Beirut. Tropas sirias atacaron áreas de la oposición el sábado, según información de activistas, y dieron muerte a 43 personas, en una ofensiva que ha hecho que miles de sirios huyan a Turquía antes del plazo de la semana próxima que dio Naciones Unidas para terminar con un año de derramamientos de sangre.

Ambos lados se acusan mutuamente de intensificar los asaltos antes de la que la tregua entre en efecto este jueves si las tropas del Gobierno inician el retiro de las ciudades 48 horas antes, en línea con el plan de paz de Kofi Annan, enviado de la ONU y de la Liga Árabe.

El Ejército atacó el distrito de Deir Baalba, ubicado en la ciudad rebelde de Homs. Mató a 17 personas en lo que el grupo de oposición de Comisiones de Coordinación Local describió como una "masacre".

Videos grabados por activistas mostraron escenas como de una carnicería que dijeron fueron registradas tras el ataque.

Pilas de miembros destrozados y partes humanas se juntaron en sábanas que fueron puestas en una camioneta tras el asalto del Ejército. Las tomas, que no pudieron ser verificadas independientemente, también mostraron a 13 personas que aparentemente habían sido atadas y degolladas.

Funcionarios del Ejército sirio no quisieron hacer declaraciones inmediatamente.

El Observatorio Sirio de Derechos Humanos dijo que registró la muerte de al menos 43 personas, incluyendo 27 que murieron en un ataque contra al-Latmana, una ciudad en la provincia de Hama, que se inició el viernes.

Rebeldes que intentan derrocar al presidente Bashar al-Assad atacaron puestos militares al norte de Aleppo pasada la medianoche, matando a un oficial y a dos hombres. También asaltaron una base de helicópteros, dijeron activistas.

Comandos sirios acribillaron a tres rebeldes en un ataque nocturno contra un "antro terrorista", reportó la agencia de prensa estatal siria SANA.
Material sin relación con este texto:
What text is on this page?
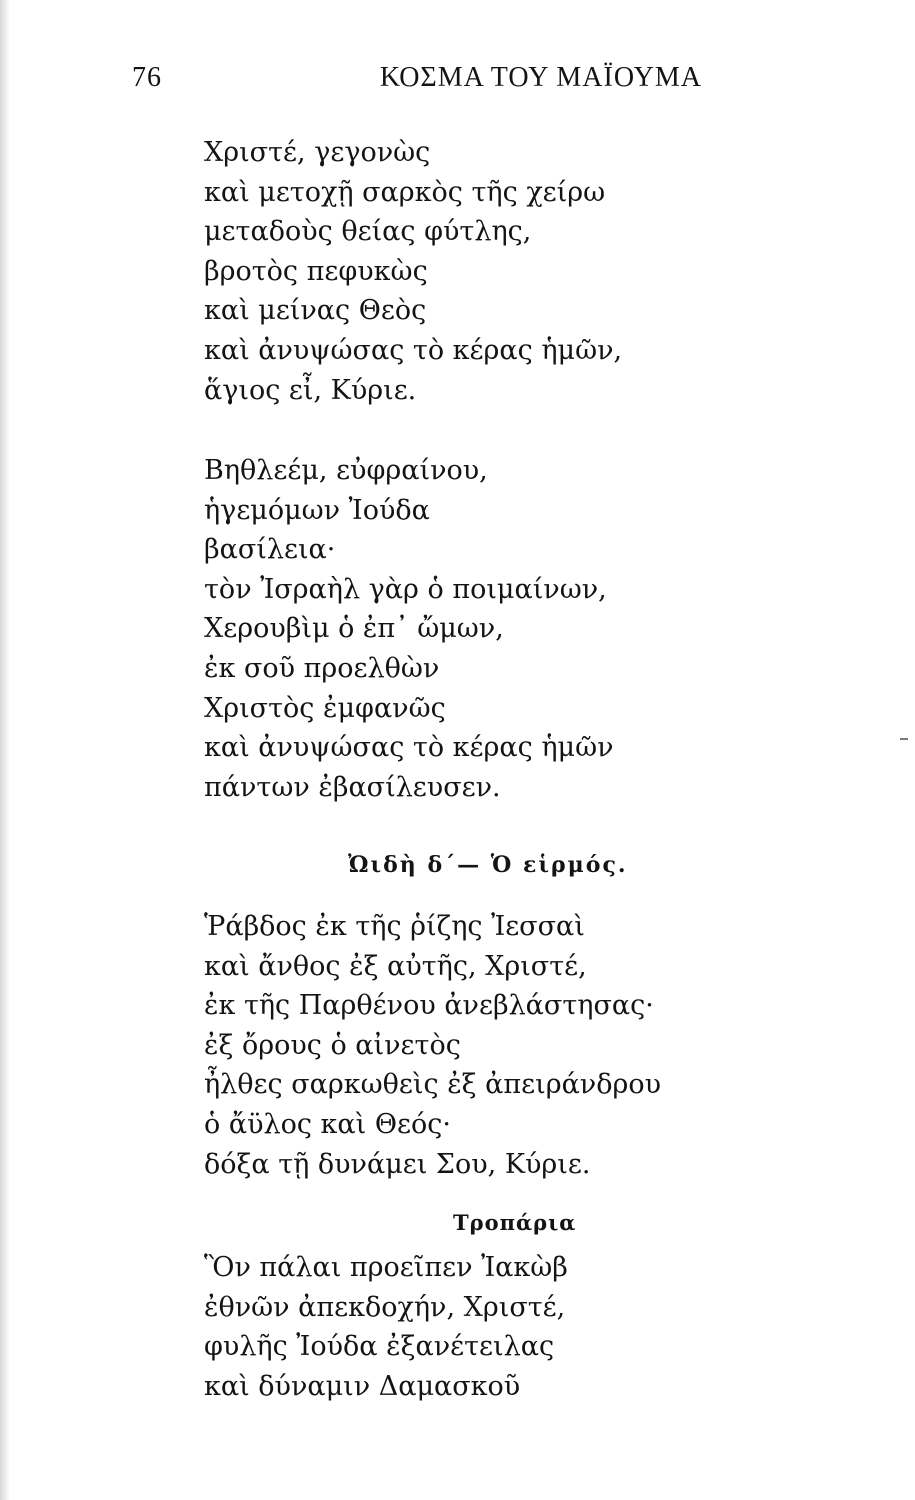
76	ΚΟΣΜΑ ΤΟΥ ΜΑΪΟΥΜΑ
Χριστέ, γεγονὼς
καὶ μετοχῇ σαρκὸς τῆς χείρω
μεταδοὺς θείας φύτλης,
βροτὸς πεφυκὼς
καὶ μείνας Θεὸς
καὶ ἀνυψώσας τὸ κέρας ἡμῶν,
ἅγιος εἶ, Κύριε.
Βηθλεέμ, εὐφραίνου,
ἡγεμόμων Ἰούδα
βασίλεια·
τὸν Ἰσραὴλ γὰρ ὁ ποιμαίνων,
Χερουβὶμ ὁ ἐπ᾽ ὤμων,
ἐκ σοῦ προελθὼν
Χριστὸς ἐμφανῶς
καὶ ἀνυψώσας τὸ κέρας ἡμῶν
πάντων ἐβασίλευσεν.
Ὠιδὴ δ΄— Ὁ εἱρμός.
Ῥάβδος ἐκ τῆς ῥίζης Ἰεσσαὶ
καὶ ἄνθος ἐξ αὐτῆς, Χριστέ,
ἐκ τῆς Παρθένου ἀνεβλάστησας·
ἐξ ὄρους ὁ αἰνετὸς
ἦλθες σαρκωθεὶς ἐξ ἀπειράνδρου
ὁ ἄϋλος καὶ Θεός·
δόξα τῇ δυνάμει Σου, Κύριε.
Τροπάρια
Ὃν πάλαι προεῖπεν Ἰακὼβ
ἐθνῶν ἀπεκδοχήν, Χριστέ,
φυλῆς Ἰούδα ἐξανέτειλας
καὶ δύναμιν Δαμασκοῦ
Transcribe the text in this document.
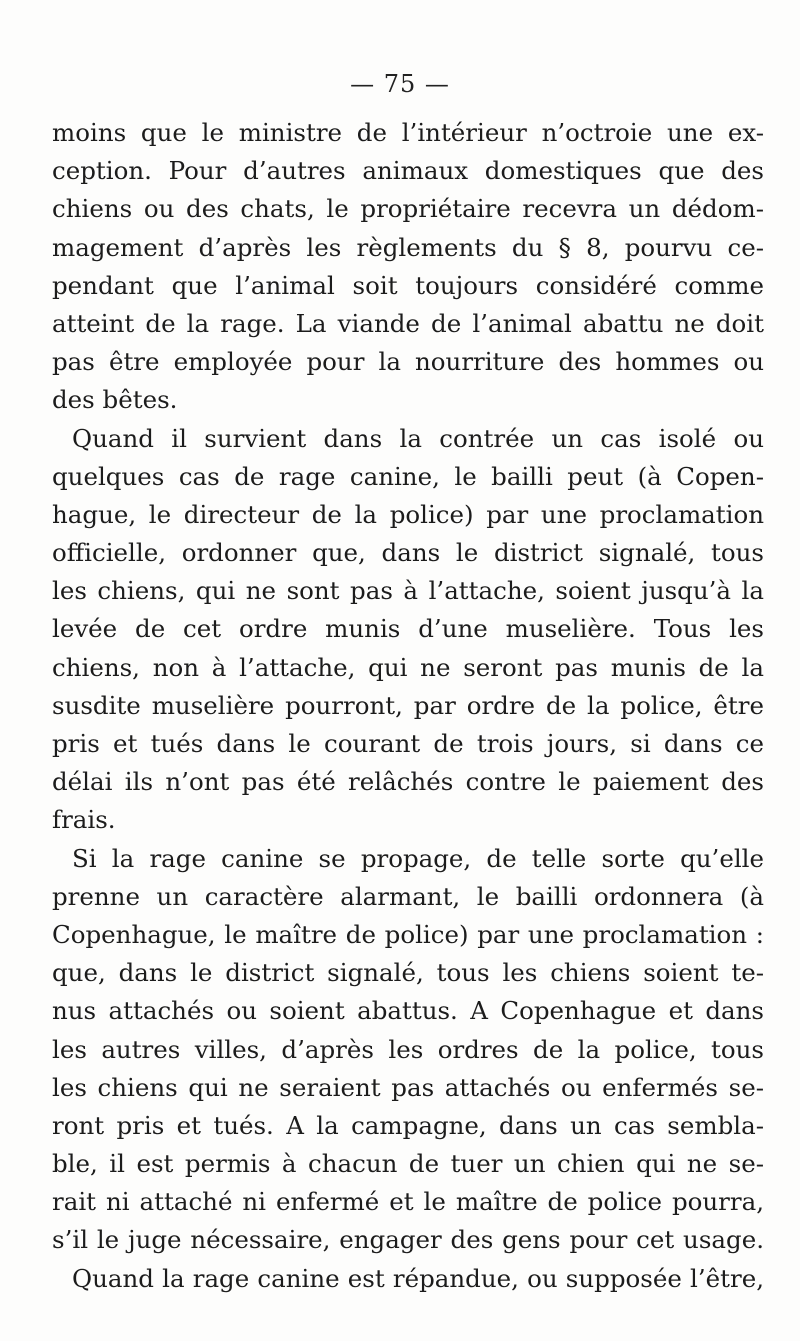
— 75 —
moins que le ministre de l’intérieur n’octroie une ex-
ception. Pour d’autres animaux domestiques que des
chiens ou des chats, le propriétaire recevra un dédom-
magement d’après les règlements du § 8, pourvu ce-
pendant que l’animal soit toujours considéré comme
atteint de la rage. La viande de l’animal abattu ne doit
pas être employée pour la nourriture des hommes ou
des bêtes.
Quand il survient dans la contrée un cas isolé ou
quelques cas de rage canine, le bailli peut (à Copen-
hague, le directeur de la police) par une proclamation
officielle, ordonner que, dans le district signalé, tous
les chiens, qui ne sont pas à l’attache, soient jusqu’à la
levée de cet ordre munis d’une muselière. Tous les
chiens, non à l’attache, qui ne seront pas munis de la
susdite muselière pourront, par ordre de la police, être
pris et tués dans le courant de trois jours, si dans ce
délai ils n’ont pas été relâchés contre le paiement des
frais.
Si la rage canine se propage, de telle sorte qu’elle
prenne un caractère alarmant, le bailli ordonnera (à
Copenhague, le maître de police) par une proclamation :
que, dans le district signalé, tous les chiens soient te-
nus attachés ou soient abattus. A Copenhague et dans
les autres villes, d’après les ordres de la police, tous
les chiens qui ne seraient pas attachés ou enfermés se-
ront pris et tués. A la campagne, dans un cas sembla-
ble, il est permis à chacun de tuer un chien qui ne se-
rait ni attaché ni enfermé et le maître de police pourra,
s’il le juge nécessaire, engager des gens pour cet usage.
Quand la rage canine est répandue, ou supposée l’être,
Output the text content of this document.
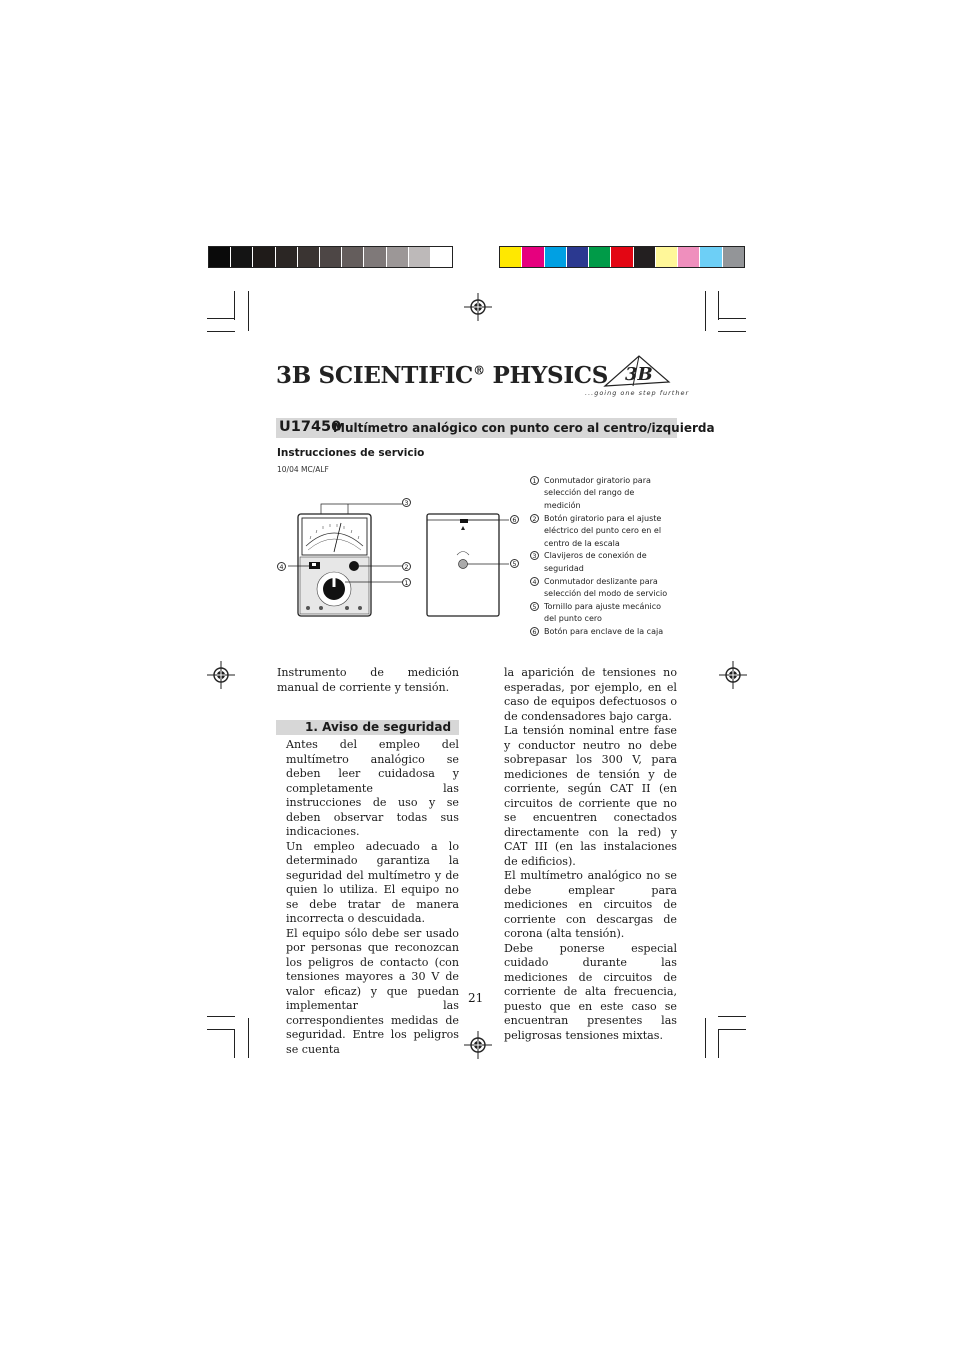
3B SCIENTIFIC® PHYSICS 3B
...going one step further
U17450
Multímetro analógico con punto cero al centro/izquierda
Instrucciones de servicio
10/04 MC/ALF
3
2
1
4
6
5
1 Conmutador giratorio para selección del rango de medición
2 Botón giratorio para el ajuste eléctrico del punto cero en el centro de la escala
3 Clavijeros de conexión de seguridad
4 Conmutador deslizante para selección del modo de servicio
5 Tornillo para ajuste mecánico del punto cero
6 Botón para enclave de la caja

Instrumento de medición manual de corriente y tensión.

1. Aviso de seguridad

Antes del empleo del multímetro analógico se deben leer cuidadosa y completamente las instrucciones de uso y se deben observar todas sus indicaciones.

Un empleo adecuado a lo determinado garantiza la seguridad del multímetro y de quien lo utiliza. El equipo no se debe tratar de manera incorrecta o descuidada.

El equipo sólo debe ser usado por personas que reconozcan los peligros de contacto (con tensiones mayores a 30 V de valor eficaz) y que puedan implementar las correspondientes medidas de seguridad. Entre los peligros se cuenta

la aparición de tensiones no esperadas, por ejemplo, en el caso de equipos defectuosos o de condensadores bajo carga.

La tensión nominal entre fase y conductor neutro no debe sobrepasar los 300 V, para mediciones de tensión y de corriente, según CAT II (en circuitos de corriente que no se encuentren conectados directamente con la red) y CAT III (en las instalaciones de edificios).

El multímetro analógico no se debe emplear para mediciones en circuitos de corriente con descargas de corona (alta tensión).

Debe ponerse especial cuidado durante las mediciones de circuitos de corriente de alta frecuencia, puesto que en este caso se encuentran presentes las peligrosas tensiones mixtas.

21
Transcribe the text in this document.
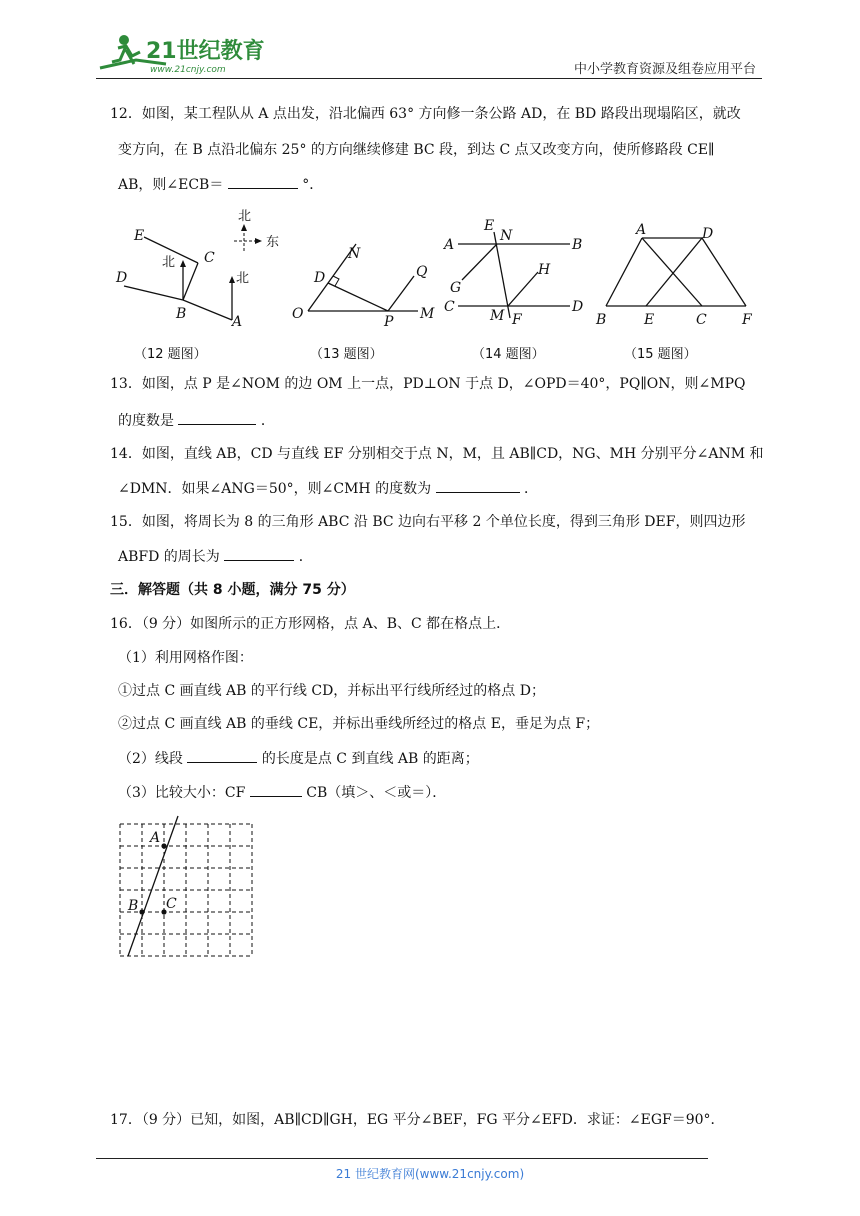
21世纪教育
www.21cnjy.com	中小学教育资源及组卷应用平台
12．如图，某工程队从 A 点出发，沿北偏西 63° 方向修一条公路 AD，在 BD 路段出现塌陷区，就改
变方向，在 B 点沿北偏东 25° 的方向继续修建 BC 段，到达 C 点又改变方向，使所修路段 CE∥
AB，则∠ECB＝	°．
E
C
D
B	A
北
北
北
东
（12 题图）
N
D
O	P M
Q
（13 题图）
E
N
A	B
G
H
C
M F
D
（14 题图）
A	D
B	E	C	F
（15 题图）
13．如图，点 P 是∠NOM 的边 OM 上一点，PD⊥ON 于点 D，∠OPD＝40°，PQ∥ON，则∠MPQ
的度数是	．
14．如图，直线 AB，CD 与直线 EF 分别相交于点 N，M，且 AB∥CD，NG、MH 分别平分∠ANM 和
∠DMN．如果∠ANG＝50°，则∠CMH 的度数为	．
15．如图，将周长为 8 的三角形 ABC 沿 BC 边向右平移 2 个单位长度，得到三角形 DEF，则四边形
ABFD 的周长为	．
三．解答题（共 8 小题，满分 75 分）
16．（9 分）如图所示的正方形网格，点 A、B、C 都在格点上．
（1）利用网格作图：
①过点 C 画直线 AB 的平行线 CD，并标出平行线所经过的格点 D；
②过点 C 画直线 AB 的垂线 CE，并标出垂线所经过的格点 E，垂足为点 F；
（2）线段	的长度是点 C 到直线 AB 的距离；
（3）比较大小：CF	CB（填＞、＜或＝）．
A
B C
17．（9 分）已知，如图，AB∥CD∥GH，EG 平分∠BEF，FG 平分∠EFD．求证：∠EGF＝90°．
21 世纪教育网(www.21cnjy.com)
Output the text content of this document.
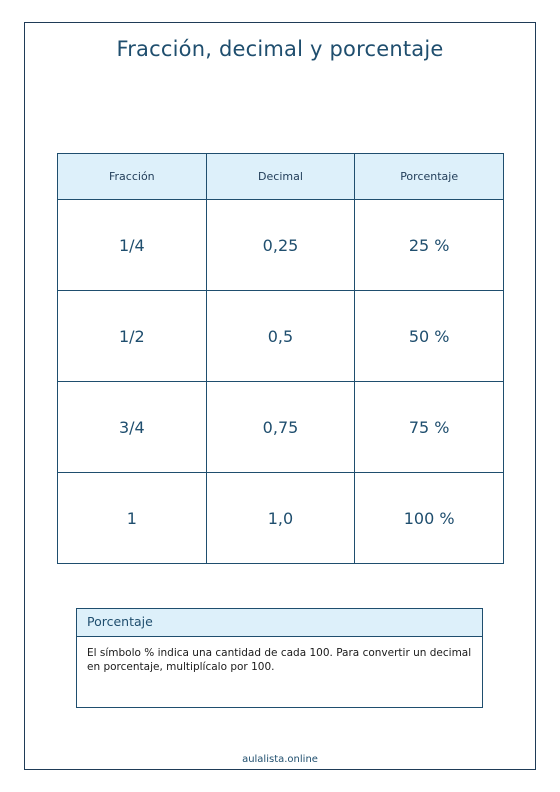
Fracción, decimal y porcentaje
Fracción	Decimal	Porcentaje
1/4	0,25	25 %
1/2	0,5	50 %
3/4	0,75	75 %
1	1,0	100 %
Porcentaje
El símbolo % indica una cantidad de cada 100. Para convertir un decimal en porcentaje, multiplícalo por 100.
aulalista.online
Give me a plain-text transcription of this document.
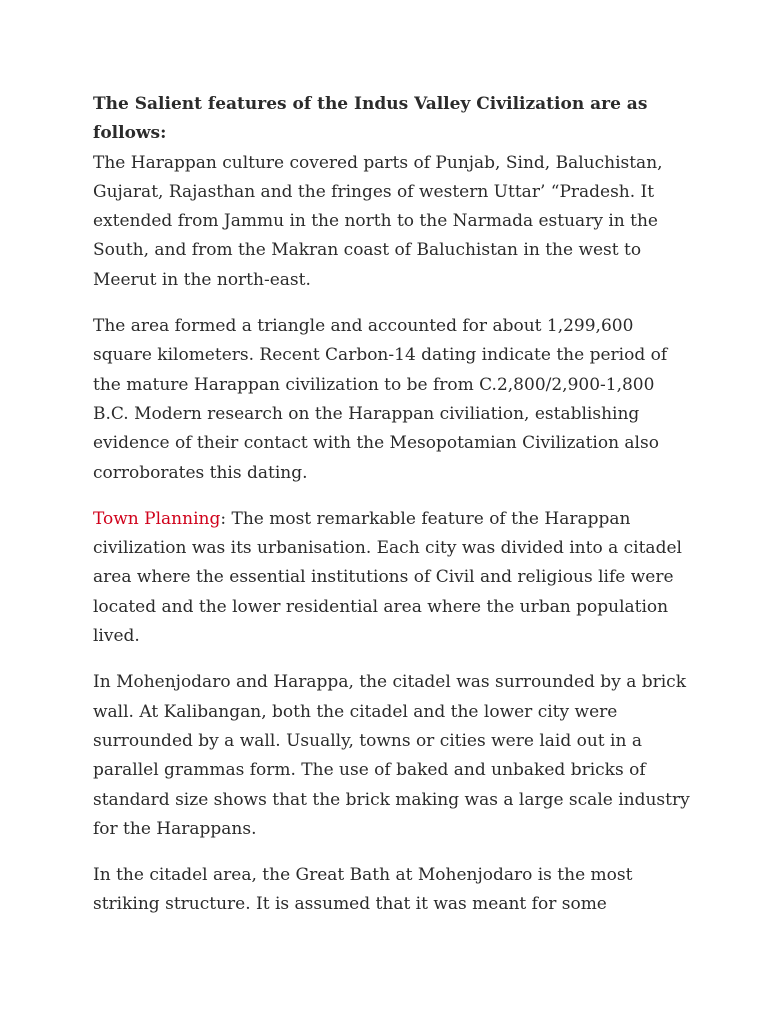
The Salient features of the Indus Valley Civilization are as follows:

The Harappan culture covered parts of Punjab, Sind, Baluchistan, Gujarat, Rajasthan and the fringes of western Uttar’ “Pradesh. It extended from Jammu in the north to the Narmada estuary in the South, and from the Makran coast of Baluchistan in the west to Meerut in the north-east.

The area formed a triangle and accounted for about 1,299,600 square kilometers. Recent Carbon-14 dating indicate the period of the mature Harappan civilization to be from C.2,800/2,900-1,800 B.C. Modern research on the Harappan civiliation, establishing evidence of their contact with the Mesopotamian Civilization also corroborates this dating.

Town Planning: The most remarkable feature of the Harappan civilization was its urbanisation. Each city was divided into a citadel area where the essential institutions of Civil and religious life were located and the lower residential area where the urban population lived.

In Mohenjodaro and Harappa, the citadel was surrounded by a brick wall. At Kalibangan, both the citadel and the lower city were surrounded by a wall. Usually, towns or cities were laid out in a parallel grammas form. The use of baked and unbaked bricks of standard size shows that the brick making was a large scale industry for the Harappans.

In the citadel area, the Great Bath at Mohenjodaro is the most striking structure. It is assumed that it was meant for some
Las ciudades de Anadan y Hraytan, al norte de Aleppo, y las zonas rurales que rodean la segunda ciudad más importante de Siria han soportado días de enfrentamientos y bombardeos, lo que llevó a 3.000 civiles a inundar la frontera con Turquía el viernes, casi 10 veces la cifra diaria antes de que Assad accediera al plan de Annan, hace 10 días.

Aniversario del partido Baath. El líder sirio se enfrenta a un levantamiento popular por el que responsabiliza a "terroristas" apoyados por extranjeros. La revuelta originalmente pacífica generó una insurgencia armada en respuesta a la violenta represión contra las protestas.

Aunque muchos en Siria, donde existe una mayoría musulmana sunita, apoyan la revuelta, especialmente en áreas de la provincia, Assad conserva el respaldo de su propia secta alauita y de otras minorías que temen que su salida produzca una guerra civil o el dominio islamista.

En Damasco, miles de simpatizantes de Assad conmemoraron la fundación en 1947 de Baath, el partido de Gobierno del país.

Los derramamientos de sangre de la última semana no son de buen augurio para la implementación del plan de cese al fuego de Annan.

El plan requiere que Assad "empiece el retiro de las concentraciones militares dentro y alrededor de los centros de población" para el martes.

El coronel Riad al-Assad, comandante del rebelde Ejército de Siria Libre, dijo que sus hombres harían un cese al fuego, siempre que "el régimen (...) se retire de las ciudades y regrese a sus cuarteles originales".

Siria ha dicho que el plan no se aplica a la policía armada, que ha tenido un rol significativo en combatir el levantamiento, en el que las fuerzas de seguridad han matado a más de 9.000 personas, según estimaciones de Naciones Unidas.

El Gobierno sirio afirma que sus oponentes han dado muerte a más de 2.500 soldados y policías desde el inicio de los levantamientos, en marzo del 2011.

El plan de Annan no estipula un retiro total del Ejército a los cuarteles y tampoco hace mención de la policía.

Imágenes satelitales publicadas por el embajador estadounidense, Robert Ford, mostraron artillería siria aparentemente posicionada apuntando a áreas urbanizadas y tanques que eran movilizados de un lugar a otro.

"Esa no es la reducción en las operaciones de seguridad ofensivas del Gobierno sirio que todos acordamos debía ser el primer paso para que la iniciativa Annan tengan éxito", dijo Ford en Washington.

El secretario general de la ONU, Ban Ki-moon, demandó el viernes que el Gobierno pusiera fin a los ataques contra civiles y que cumpla sus promesas.

"El plazo del 10 de abril (...) no es una excusa para las matanzas continuadas", afirmó. "Las autoridades sirias siguen siendo completamente responsables por las graves violaciones a los derechos humanos y a la ley humanitaria internacional. Eso debe parar en seguida", declaró.